El Señor Jesús, el Hijo de Dios, enfrentó uno de esos momentos en el huerto de Getsemaní. Allí, bajo el peso de una angustia indescriptible, sabiendo lo que le esperaba —traición, tortura, abandono, y la cruz—, clamó con honestidad: “Padre, si quieres, pasa de mí esta copa”. Esta oración no fue una muestra de debilidad, sino de profunda humanidad. Cristo no negó el sufrimiento, ni fingió que no dolía. Pero lo más impactante es lo que dijo después: “pero no se haga mi voluntad, sino la tuya”.


Aquí vemos el corazón rendido de un verdadero Hijo. La obediencia de Jesucristo no fue automática ni insensible; fue consciente, deliberada, dolorosa y gloriosa.
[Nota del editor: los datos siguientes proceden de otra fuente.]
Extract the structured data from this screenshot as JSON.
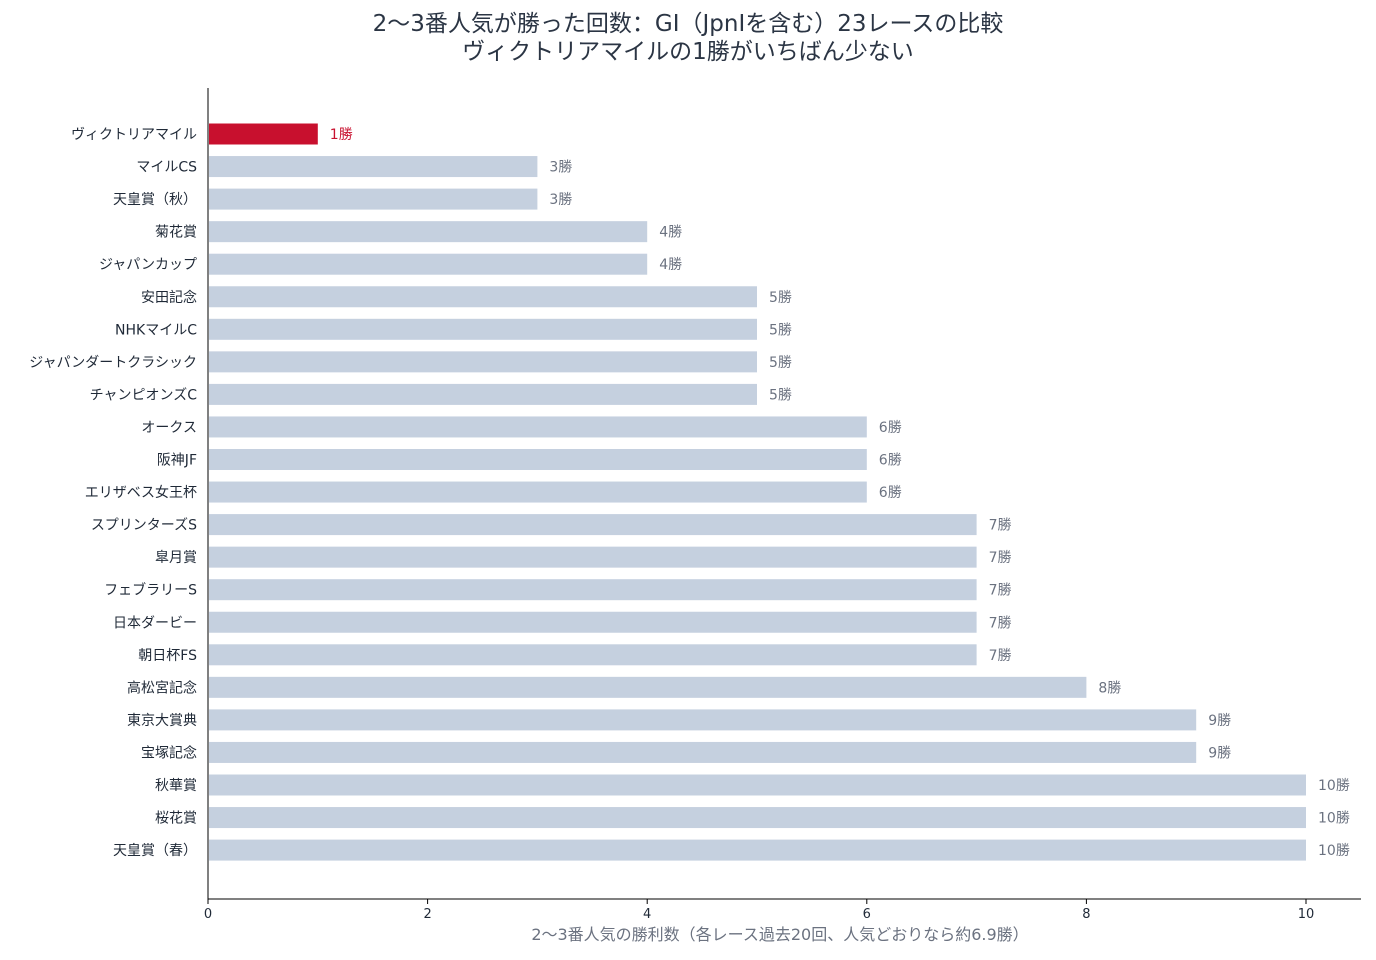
{
  "chart_data": {
    "type": "bar",
    "orientation": "horizontal",
    "title": "2〜3番人気が勝った回数：GⅠ（JpnⅠを含む）23レースの比較",
    "subtitle": "ヴィクトリアマイルの1勝がいちばん少ない",
    "xlabel": "2〜3番人気の勝利数（各レース過去20回、人気どおりなら約6.9勝）",
    "ylabel": "",
    "xlim": [
      0,
      10.5
    ],
    "xticks": [
      0,
      2,
      4,
      6,
      8,
      10
    ],
    "value_suffix": "勝",
    "highlight_category": "ヴィクトリアマイル",
    "colors": {
      "bar": "#c5d0df",
      "highlight": "#c8102e",
      "value_text": "#6b7280"
    },
    "categories": [
      "ヴィクトリアマイル",
      "マイルCS",
      "天皇賞（秋）",
      "菊花賞",
      "ジャパンカップ",
      "安田記念",
      "NHKマイルC",
      "ジャパンダートクラシック",
      "チャンピオンズC",
      "オークス",
      "阪神JF",
      "エリザベス女王杯",
      "スプリンターズS",
      "皐月賞",
      "フェブラリーS",
      "日本ダービー",
      "朝日杯FS",
      "高松宮記念",
      "東京大賞典",
      "宝塚記念",
      "秋華賞",
      "桜花賞",
      "天皇賞（春）"
    ],
    "values": [
      1,
      3,
      3,
      4,
      4,
      5,
      5,
      5,
      5,
      6,
      6,
      6,
      7,
      7,
      7,
      7,
      7,
      8,
      9,
      9,
      10,
      10,
      10
    ],
    "grid": false
  }
}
En Getsemaní aprendemos que obedecer a Dios no es cuestión de sentir ganas, sino de amarle más que a nuestra propia voluntad.


En nuestras propias “noches de Getsemaní” —esos momentos de decisión donde lo que Dios pide duele o cuesta— tenemos delante el ejemplo perfecto del Señor Jesús. Podemos orar con sinceridad, podemos confesar nuestra debilidad, pero no podemos pasar por alto que la verdadera madurez espiritual florece cuando decimos, aunque nos cueste: “No se haga mi voluntad, sino la tuya”.


Porque al final, la voluntad de Dios no solo es buena y agradable, sino también perfecta (Romanos 12:2), incluso cuando no lo parezca en el momento. Lo que hoy duele, mañana glorifica a Dios. Lo que hoy es cruz, mañana es resurrección.